The idea that police officers should use handcuffs and leg shackles to control an unruly individual is hardly unusual in the US, where fondness for the use of metal restraints runs through the criminal justice system.
What is unusual is when the individual in question is five years old, and the arrest takes place in an elementary school.
New York state police were called last week to the primary school in Philadelphia, New York, close to the Canadian border, after staff reported that a pupil, Connor Ruiz, was disruptive and uncontrollable. When officers arrived at the premises, they placed the five-year-old boy in handcuffs, carried him out to a patrol car and put his feet into shackles before taking him to a medical center for evaluation.
The child’s mother, Chelsea Ruiz, told the local Watertown Daily Times she was shocked and angered by what had happened.
“An officer told me they had to handcuff his wrists and ankles for their safety,” she said. “I told him that was ridiculous. How could someone fear for their safety when it comes to a small, five-year-old child?”
A spokesman for the state police force, Jack Keller, justified the constraints on grounds that the child was “out of control” and “combative”, and was deemed to be a danger to himself or staff.
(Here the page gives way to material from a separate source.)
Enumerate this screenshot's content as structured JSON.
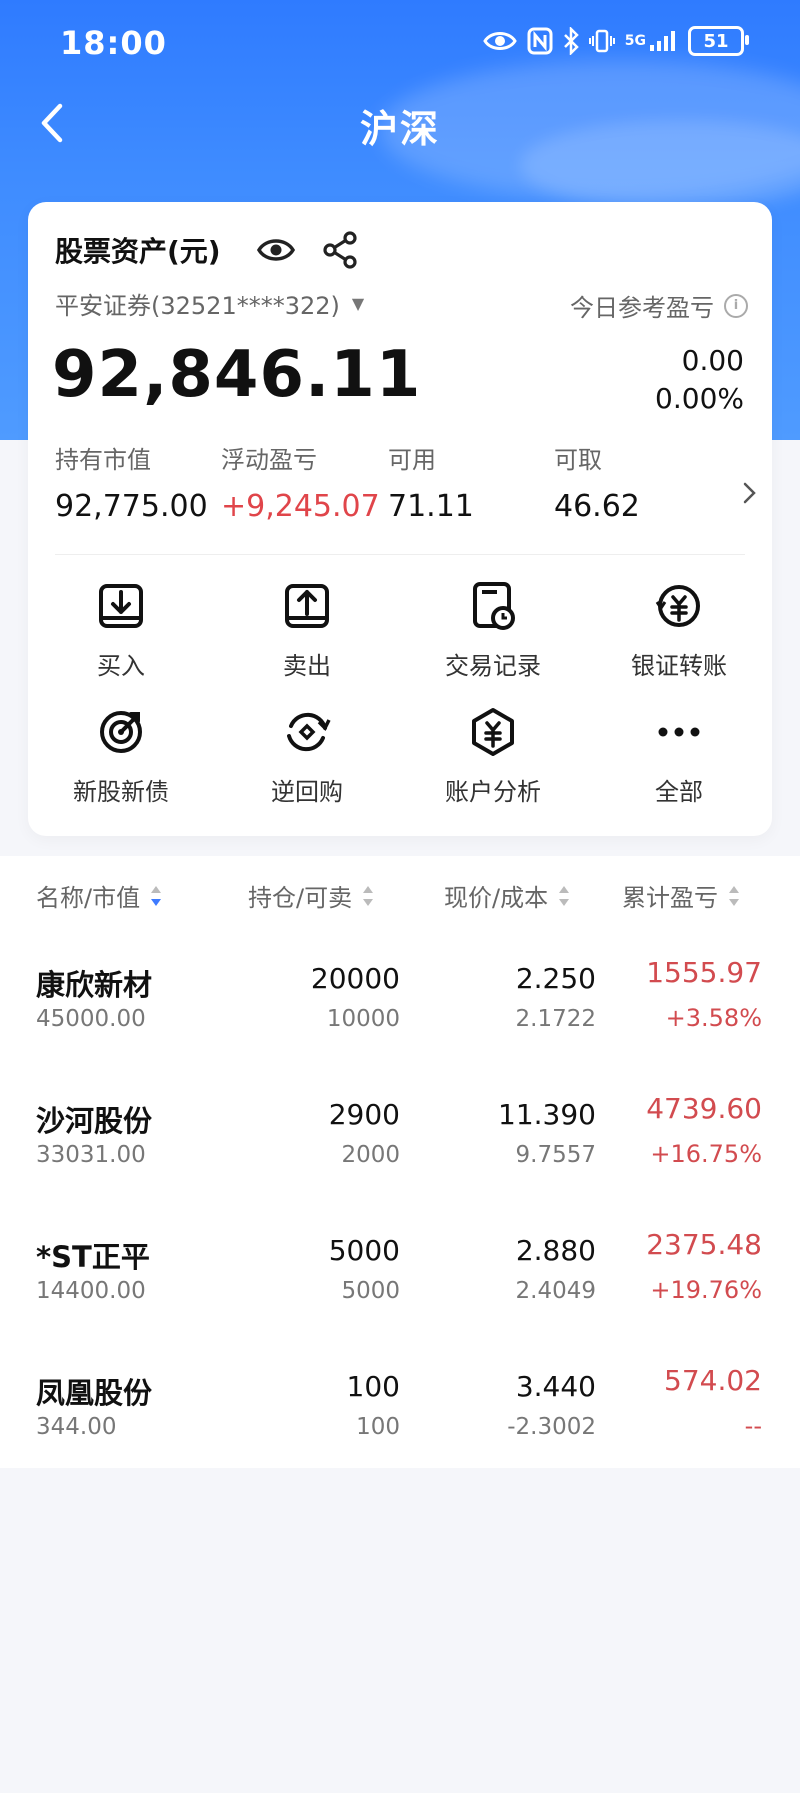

Troopers had found him “screaming, kicking, punching and biting”.
“Our concern was his safety, of not only himself but the staff he was dealing with and the other students in the class where he was,” Keller said.
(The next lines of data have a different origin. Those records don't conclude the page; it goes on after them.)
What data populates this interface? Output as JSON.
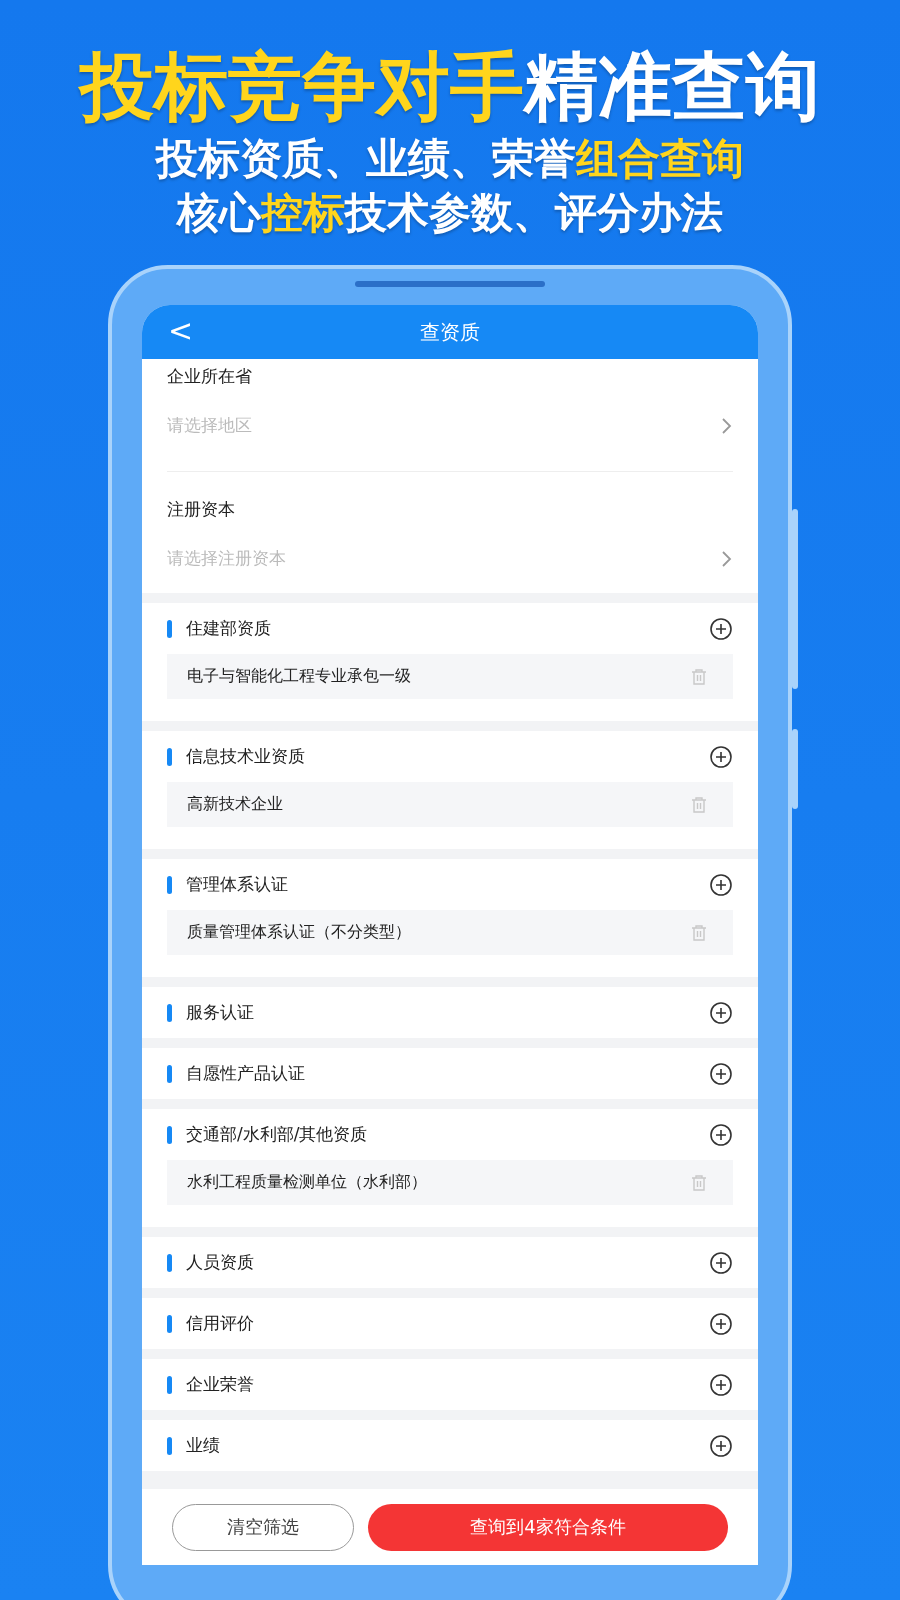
{
  "headline": [
    [
      {
        "text": "投标竞争对手",
        "highlight": true
      },
      {
        "text": "精准查询",
        "highlight": false
      }
    ],
    [
      {
        "text": "投标资质、业绩、荣誉",
        "highlight": false
      },
      {
        "text": "组合查询",
        "highlight": true
      }
    ],
    [
      {
        "text": "核心",
        "highlight": false
      },
      {
        "text": "控标",
        "highlight": true
      },
      {
        "text": "技术参数、评分办法",
        "highlight": false
      }
    ]
  ],
  "nav": {
    "back": "<",
    "title": "查资质"
  },
  "fields": [
    {
      "label": "企业所在省",
      "placeholder": "请选择地区"
    },
    {
      "label": "注册资本",
      "placeholder": "请选择注册资本"
    }
  ],
  "sections": [
    {
      "title": "住建部资质",
      "items": [
        "电子与智能化工程专业承包一级"
      ]
    },
    {
      "title": "信息技术业资质",
      "items": [
        "高新技术企业"
      ]
    },
    {
      "title": "管理体系认证",
      "items": [
        "质量管理体系认证（不分类型）"
      ]
    },
    {
      "title": "服务认证"
    },
    {
      "title": "自愿性产品认证"
    },
    {
      "title": "交通部/水利部/其他资质",
      "items": [
        "水利工程质量检测单位（水利部）"
      ]
    },
    {
      "title": "人员资质"
    },
    {
      "title": "信用评价"
    },
    {
      "title": "企业荣誉"
    },
    {
      "title": "业绩"
    }
  ],
  "footer": {
    "clear": "清空筛选",
    "submit": "查询到4家符合条件"
  }
}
Handcuffing of young children is frequently reported in the US. Last December, a child aged four was handcuffed in Nathanael Greene primary school in Stanardsville, Virginia.
In 2013, the handcuffing of a nine-year-old girl in Portland, Oregon prompted a public outcry that forced the police department to revise its rules. The new procedures forbid officers from handcuffing a child under 12, unless they pose a “heightened risk to safety”.
Ruiz said that two weeks ago she had placed her son in a special-needs class, precisely to avoid the kind of incident that occurred when police were called to the school.
“We had a plan in place so they would call me to come to the school if they couldn’t calm him down,” she said, “and they didn’t do that.”
She said Connor was “terrified of going back to school”, and added that she planned to transfer him to a different school district.